TabFact: A Large-scale Dataset for Table-based Fact Verification (1909.02164v5)

Abstract: The problem of verifying whether a textual hypothesis holds based on the given evidence, also known as fact verification, plays an important role in the study of natural language understanding and semantic representation. However, existing studies are mainly restricted to dealing with unstructured evidence (e.g., natural language sentences and documents, news, etc), while verification under structured evidence, such as tables, graphs, and databases, remains under-explored. This paper specifically aims to study the fact verification given semi-structured data as evidence. To this end, we construct a large-scale dataset called TabFact with 16k Wikipedia tables as the evidence for 118k human-annotated natural language statements, which are labeled as either ENTAILED or REFUTED. TabFact is challenging since it involves both soft linguistic reasoning and hard symbolic reasoning. To address these reasoning challenges, we design two different models: Table-BERT and Latent Program Algorithm (LPA). Table-BERT leverages the state-of-the-art pre-trained LLM to encode the linearized tables and statements into continuous vectors for verification. LPA parses statements into programs and executes them against the tables to obtain the returned binary value for verification. Both methods achieve similar accuracy but still lag far behind human performance. We also perform a comprehensive analysis to demonstrate great future opportunities. The data and code of the dataset are provided in \url{https://github.com/wenhuchen/Table-Fact-Checking}.

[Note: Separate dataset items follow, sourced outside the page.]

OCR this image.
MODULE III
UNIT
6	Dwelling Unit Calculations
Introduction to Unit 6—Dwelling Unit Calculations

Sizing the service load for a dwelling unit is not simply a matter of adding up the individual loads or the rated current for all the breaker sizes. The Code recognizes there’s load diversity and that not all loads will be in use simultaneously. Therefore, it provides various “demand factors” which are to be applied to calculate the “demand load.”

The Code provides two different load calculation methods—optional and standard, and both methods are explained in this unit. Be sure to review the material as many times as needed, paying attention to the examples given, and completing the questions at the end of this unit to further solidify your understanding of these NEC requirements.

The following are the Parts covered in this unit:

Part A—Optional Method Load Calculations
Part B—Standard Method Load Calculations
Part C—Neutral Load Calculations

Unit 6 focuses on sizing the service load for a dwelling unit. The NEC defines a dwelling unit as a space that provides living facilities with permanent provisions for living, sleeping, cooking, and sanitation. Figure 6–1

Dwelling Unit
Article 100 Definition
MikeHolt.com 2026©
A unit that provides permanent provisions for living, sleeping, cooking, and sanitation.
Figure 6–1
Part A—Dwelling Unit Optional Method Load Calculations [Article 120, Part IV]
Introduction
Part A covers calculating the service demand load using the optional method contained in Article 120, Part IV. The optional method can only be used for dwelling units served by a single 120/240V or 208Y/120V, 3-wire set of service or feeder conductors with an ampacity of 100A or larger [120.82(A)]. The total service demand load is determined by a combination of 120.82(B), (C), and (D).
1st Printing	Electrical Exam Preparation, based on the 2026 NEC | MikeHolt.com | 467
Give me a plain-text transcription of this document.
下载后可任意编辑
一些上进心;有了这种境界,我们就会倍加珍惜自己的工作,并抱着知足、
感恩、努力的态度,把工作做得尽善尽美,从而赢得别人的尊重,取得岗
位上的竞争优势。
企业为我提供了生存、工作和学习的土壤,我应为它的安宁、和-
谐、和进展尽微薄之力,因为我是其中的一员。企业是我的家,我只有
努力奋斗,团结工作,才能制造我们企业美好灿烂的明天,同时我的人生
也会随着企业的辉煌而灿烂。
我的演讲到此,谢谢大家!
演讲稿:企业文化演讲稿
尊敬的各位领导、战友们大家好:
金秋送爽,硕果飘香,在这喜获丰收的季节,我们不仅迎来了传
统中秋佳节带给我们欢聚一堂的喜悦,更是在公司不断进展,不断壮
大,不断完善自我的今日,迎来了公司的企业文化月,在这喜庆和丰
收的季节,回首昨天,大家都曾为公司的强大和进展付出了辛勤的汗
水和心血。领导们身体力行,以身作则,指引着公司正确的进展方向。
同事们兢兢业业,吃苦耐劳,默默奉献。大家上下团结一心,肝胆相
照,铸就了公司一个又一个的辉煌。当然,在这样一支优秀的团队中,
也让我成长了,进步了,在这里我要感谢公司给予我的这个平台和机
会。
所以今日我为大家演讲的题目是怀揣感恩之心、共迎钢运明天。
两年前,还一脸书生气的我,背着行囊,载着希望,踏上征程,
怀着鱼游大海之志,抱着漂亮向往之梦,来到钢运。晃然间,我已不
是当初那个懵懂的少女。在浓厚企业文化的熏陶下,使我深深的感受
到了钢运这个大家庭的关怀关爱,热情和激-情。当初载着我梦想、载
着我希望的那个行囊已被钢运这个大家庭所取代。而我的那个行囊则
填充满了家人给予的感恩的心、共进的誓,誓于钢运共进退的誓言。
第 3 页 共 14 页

TabFact: A Large-scale Dataset for Table-based Fact Verification

The paper presents "TabFact," a significant advancement in the domain of table-based fact verification, a key aspect of natural language understanding. Traditionally, fact verification has predominantly focused on unstructured text data. This research extends the exploration to semi-structured datasets, specifically using tables as evidence. The paper introduces TabFact, a robust dataset constructed from approximately 16,000 Wikipedia tables and 118,000 human-annotated statements classified as either ENTAILED or REFUTED. This dataset challenges models to leverage both linguistic and symbolic reasoning, highlighting the complexity and nuanced understanding required for table-based verification tasks.

The authors developed two distinct approaches to address these challenges: Table-BERT and the Latent Program Algorithm (LPA). Table-BERT capitalizes on state-of-the-art pre-trained LLMs to transform tables and statements into linear sequences, allowing the model to process them similarly to text-based tasks. Despite this innovative approach, Table-BERT primarily exhibits strength in linguistic reasoning while potentially lacking in symbolic inference capabilities.

Conversely, LPA employs a more structured methodology by parsing statements into executable programs, which are then evaluated against the table data. This method excels in symbolic reasoning by using predefined operations (e.g., argmax, count) and provides enhanced interpretability through explicit logic execution. However, both systems, despite their methodological strengths, do not achieve human-level performance, underlining the complexity of this verification task.

The paper details the rigorous dataset creation process, including the use of crowd-sourced annotations and various data quality control measures. By employing mechanisms like "positive two-channel annotation" and "negative statement rewriting," the authors ensure a reduced occurrence of annotation biases that may affect the results. The comprehensive dataset statistics and inter-annotator agreement rates further affirm the quality and reliability of the dataset.

In examining the models' performance, the results indicate that while LPA achieves reasonable accuracy through program synthesis and ranking, Table-BERT's natural language inference capabilities offer advantages in linguistic reasoning portions of the task. Nonetheless, the performance disparity between models and human annotators signals significant room for advancement in this area.

The implications of this research are far-reaching, providing a new benchmark for evaluating AI systems capable of handling both linguistic and symbolic reasoning. Practically, this could enhance systems used in misinformation detection and information retrieval on structured data. Theoretically, it stimulates further exploration into hybrid models that integrate linguistic prowess with the precision of symbolic reasoning. Future developments could focus on improving entity-linking accuracy, expanding function libraries, and integrating more sophisticated reasoning capabilities.

In summary, the TabFact dataset and the accompanying models contribute substantially to the growing field of table-based fact verification, marking a critical step towards developing AI with advanced reasoning capabilities over structured data formats. This work sets the stage for future innovations that might bridge the gap between human and machine performance in complex reasoning tasks.